I imagine that's the exact problem that this person had. It's a shame Microsoft didn't figure out what the person had done.

Friday, June 13, 2008

Visual Studio - Icons

There are a few things involved in adding icons to a Visual Studio project. Where applicable, this guide will reference GIMPshop, but the procedure should be very similar in Photoshop or GIMP (I don't know for sure, as I haven't recently used either one).
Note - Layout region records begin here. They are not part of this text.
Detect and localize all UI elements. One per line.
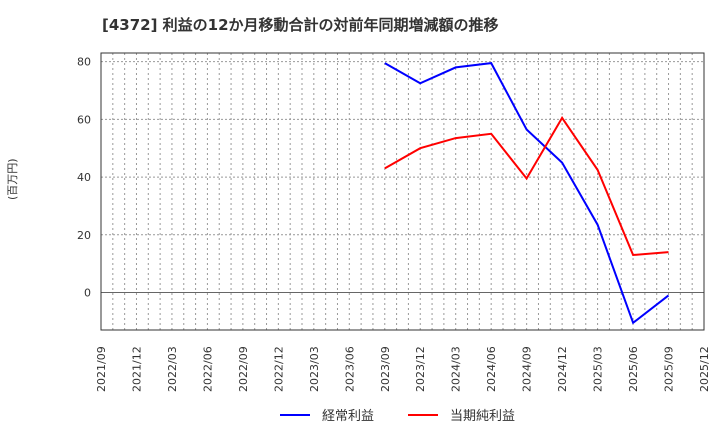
series-line <box>384 62 670 325</box>
legend-label: 経常利益 <box>322 409 375 424</box>
y-tick-label: 60 <box>77 113 91 126</box>
x-tick-label: 2023/03 <box>308 346 321 392</box>
x-tick-label: 2023/09 <box>379 346 392 392</box>
x-tick-label: 2025/12 <box>698 346 711 392</box>
x-tick-label: 2024/12 <box>556 346 569 392</box>
legend-item-net-profit: 当期純利益 <box>408 405 515 424</box>
y-tick-label: 20 <box>77 229 91 242</box>
series-line <box>384 116 669 257</box>
legend-label: 当期純利益 <box>450 409 516 424</box>
x-tick-label: 2022/06 <box>201 346 214 392</box>
y-tick-label: 0 <box>84 286 91 299</box>
x-tick-label: 2024/03 <box>450 346 463 392</box>
x-tick-label: 2024/06 <box>485 346 498 392</box>
x-tick-label: 2022/09 <box>237 346 250 392</box>
legend-item-ordinary-profit: 経常利益 <box>280 405 374 424</box>
chart-title: [4372] 利益の12か月移動合計の対前年同期増減額の推移 <box>102 16 499 34</box>
x-tick-label: 2025/03 <box>592 346 605 392</box>
x-tick-label: 2021/09 <box>95 346 108 392</box>
x-tick-label: 2024/09 <box>521 346 534 392</box>
x-tick-label: 2025/09 <box>663 346 676 392</box>
x-tick-label: 2021/12 <box>130 346 143 392</box>
x-tick-label: 2025/06 <box>627 346 640 392</box>
x-tick-label: 2023/06 <box>343 346 356 392</box>
legend-swatch-blue <box>280 413 310 416</box>
x-tick-label: 2022/12 <box>272 346 285 392</box>
y-tick-label: 40 <box>77 171 91 184</box>
x-tick-label: 2022/03 <box>166 346 179 392</box>
legend-swatch-red <box>408 413 438 416</box>
y-tick-label: 80 <box>77 56 91 69</box>
x-tick-label: 2023/12 <box>414 346 427 392</box>
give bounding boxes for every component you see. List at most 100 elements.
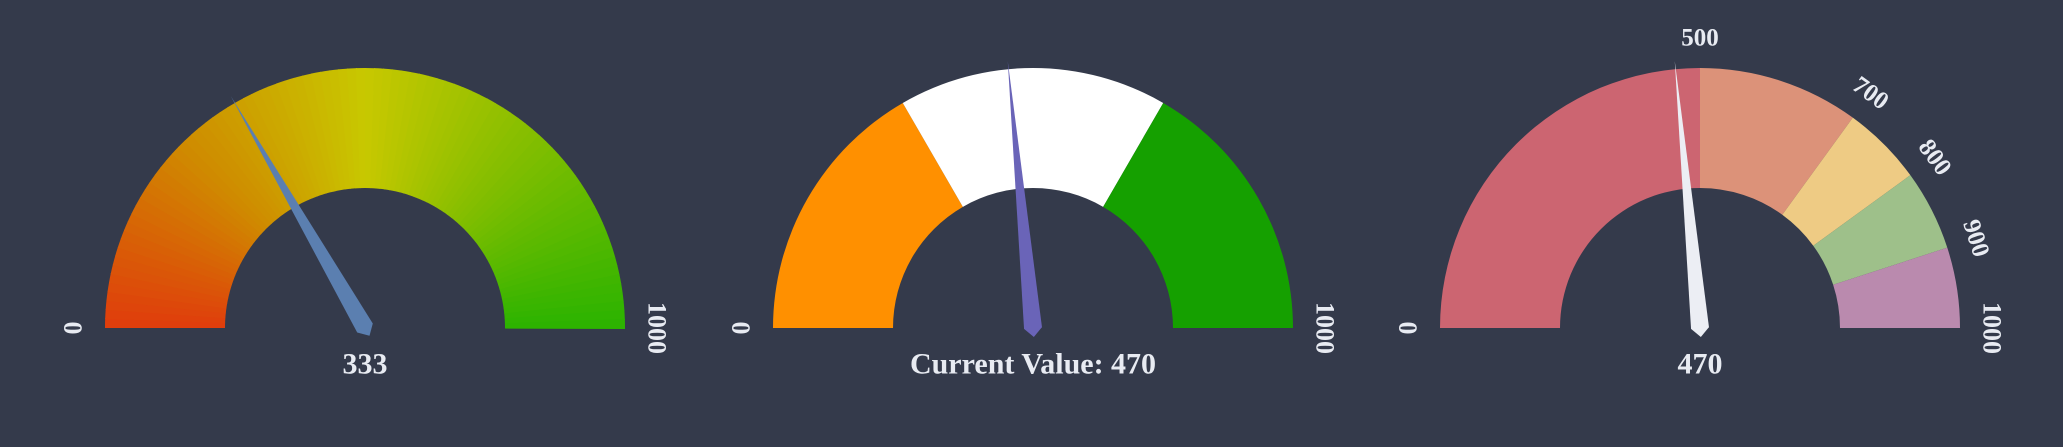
gauge-band-slice	[454, 128, 540, 225]
gauge-band-segment	[773, 102, 963, 328]
gauge-band-slice	[328, 69, 351, 190]
gauge-band-slice	[302, 73, 337, 193]
gauge-band-slice	[504, 300, 625, 319]
gauge-band-slice	[502, 282, 623, 310]
gauge-band-slice	[394, 73, 429, 193]
gauge-band-slice	[160, 160, 259, 242]
gauge-band-slice	[251, 90, 309, 203]
gauge-band-slice	[501, 273, 622, 305]
gauge-band-slice	[475, 167, 576, 247]
gauge-band-slice	[439, 107, 512, 213]
gauge-band-slice	[469, 154, 565, 239]
gauge-band-slice	[135, 197, 245, 263]
gauge-band-slice	[355, 67, 367, 189]
gauge-band-slice	[451, 123, 533, 222]
gauge-band-segment	[1700, 68, 1853, 215]
gauge-band-slice	[430, 98, 496, 208]
gauge-band-slice	[500, 265, 620, 300]
gauge-band-segment	[1103, 102, 1293, 328]
gauge-band-slice	[110, 264, 230, 299]
gauge-band-slice	[242, 93, 305, 205]
gauge-band-slice	[498, 247, 616, 290]
gauge-band-slice	[458, 134, 547, 228]
gauge-band-slice	[478, 175, 582, 251]
gauge-band-slice	[165, 153, 262, 239]
gauge-band-slice	[106, 290, 227, 314]
gauge-tick-label: 0	[727, 322, 756, 335]
gauge-band-slice	[310, 71, 342, 192]
gauge-tick-label: 1000	[1311, 302, 1340, 354]
gauge-band-slice	[365, 68, 376, 189]
gauge-band-slice	[293, 75, 332, 194]
gauge-2: Current Value: 470	[773, 61, 1293, 381]
gauge-value-label: Current Value: 470	[910, 348, 1156, 381]
gauge-band-slice	[465, 147, 559, 235]
gauge-band-slice	[197, 122, 280, 221]
gauge-band-slice	[276, 80, 323, 197]
gauge-band-slice	[483, 190, 591, 259]
gauge-band-segment	[1782, 117, 1911, 246]
gauge-band-slice	[490, 214, 603, 272]
gauge-band-slice	[177, 140, 269, 231]
gauge-band-slice	[435, 102, 504, 210]
gauge-band-slice	[379, 69, 403, 190]
gauge-band-slice	[171, 146, 265, 235]
gauge-band-slice	[369, 68, 385, 189]
gauge-band-slice	[105, 299, 226, 319]
gauge-band-slice	[184, 134, 272, 228]
gauge-needle	[230, 96, 373, 336]
gauge-tick-label: 900	[1957, 216, 1994, 260]
gauge-band-slice	[499, 256, 618, 295]
gauge-band-slice	[488, 205, 600, 268]
gauge-band-slice	[191, 128, 276, 224]
gauge-band-slice	[384, 70, 412, 191]
gauge-band-segment	[902, 67, 1164, 207]
gauge-tick-label: 700	[1847, 71, 1893, 115]
gauge-value-label: 333	[343, 348, 388, 381]
gauge-tick-label: 500	[1681, 25, 1719, 52]
gauge-band-slice	[496, 239, 613, 286]
gauge-band-slice	[112, 255, 231, 295]
gauge-band-slice	[154, 167, 256, 246]
gauge-tick-label: 0	[59, 322, 88, 335]
gauge-band-slice	[267, 83, 318, 199]
gauge-band-slice	[117, 238, 234, 285]
gauge-band-segment	[1813, 175, 1948, 285]
gauge-band-slice	[421, 90, 480, 203]
gauge-band-slice	[139, 189, 247, 258]
gauge-band-slice	[123, 221, 238, 276]
gauge-band-slice	[389, 71, 421, 192]
gauge-value-label: 470	[1678, 348, 1723, 381]
gauge-band-slice	[105, 317, 226, 328]
gauge-band-segment	[1440, 68, 1700, 328]
gauge-band-slice	[108, 272, 229, 304]
gauge-tick-label: 800	[1913, 134, 1957, 180]
gauge-tick-label: 0	[1394, 322, 1423, 335]
gauge-band-slice	[319, 70, 347, 191]
gauge-band-slice	[426, 94, 488, 205]
gauge-band-slice	[204, 117, 284, 218]
gauge-band-slice	[284, 77, 327, 195]
gauge-band-slice	[486, 198, 596, 263]
gauge-tick-label: 1000	[1978, 302, 2007, 354]
gauge-band-slice	[115, 246, 233, 290]
gauge-band-slice	[403, 78, 447, 196]
gauge-needle	[1007, 61, 1042, 337]
gauge-band-slice	[492, 222, 607, 277]
gauge-3: 470	[1440, 61, 1960, 381]
gauge-band-slice	[131, 205, 242, 267]
gauge-band-slice	[259, 86, 314, 201]
gauge-band-slice	[447, 117, 526, 219]
gauge-band-slice	[417, 86, 472, 201]
gauge-tick-label: 1000	[643, 302, 672, 354]
gauge-band-slice	[412, 83, 464, 199]
gauge-band-slice	[504, 318, 625, 330]
gauge-band-slice	[503, 291, 624, 314]
gauge-band-slice	[472, 160, 571, 243]
gauge-band-slice	[374, 68, 394, 189]
gauge-band-slice	[105, 308, 226, 324]
gauge-band-slice	[107, 281, 228, 309]
gauge-band-slice	[219, 106, 292, 212]
gauge-band-slice	[494, 230, 610, 281]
First, make your icon in a larger resolution. 255x255 works well, since that's the largest size that the end result can be (Vista allows 255x255/256x256 icons if you have "large icons" enabled). After you have it as you want it, save it as a PNG, then scale it down to 3 different resolutions: 48x48, 32x32, and 16x16. All of these should be scaled down from the original 255x255, as that will provide the best-looking icons. After scaling, some manual pixel manipulation might be needed in order to produce the best-looking results, depending on the nature of the icon.

After you have all 4 image files, open up the 255x255 file, then "Open as Layer" the same file twice more. Then "Open as Layer" each of the other three files three times each. Save the whole thing as an Microsoft Windows Icon file (.ico). A window will come up with each of the layers in it, and next to each layer is a dropdown box. The box lets you select the color bitrate for each layer. For each image size, you want one layer to be 32-bit, one layer to be 8-bit, and one layer to be 4-bit. Reducing the bitrate may require additional touching-up as well.

You now have an icon file that can be imported into Visual Studio. There are two places where it should be imported into your project. The first is in the main window. In the window's Icon field, select the file you just made. Then do the same in the application's properties page (though VS may like it more if you import the icon as a Resource, then add it that way).

With this, Windows should know when to use the right filesize and bitrate for any given situation. These 12 images are all that's recommended by Microsoft for Vista compatibility, but you can put in more if you want to be prepared for situations where Windows would otherwise scale the icons for you.

Tuesday, June 3, 2008

ClickOnce - Publisher Name

Something I'd forgotten: the item that determines the placement of a ClickOnce application within the Start menu is in Options->Publisher Name. I'm not sure how to publish to subfolders with ClickOnce yet though.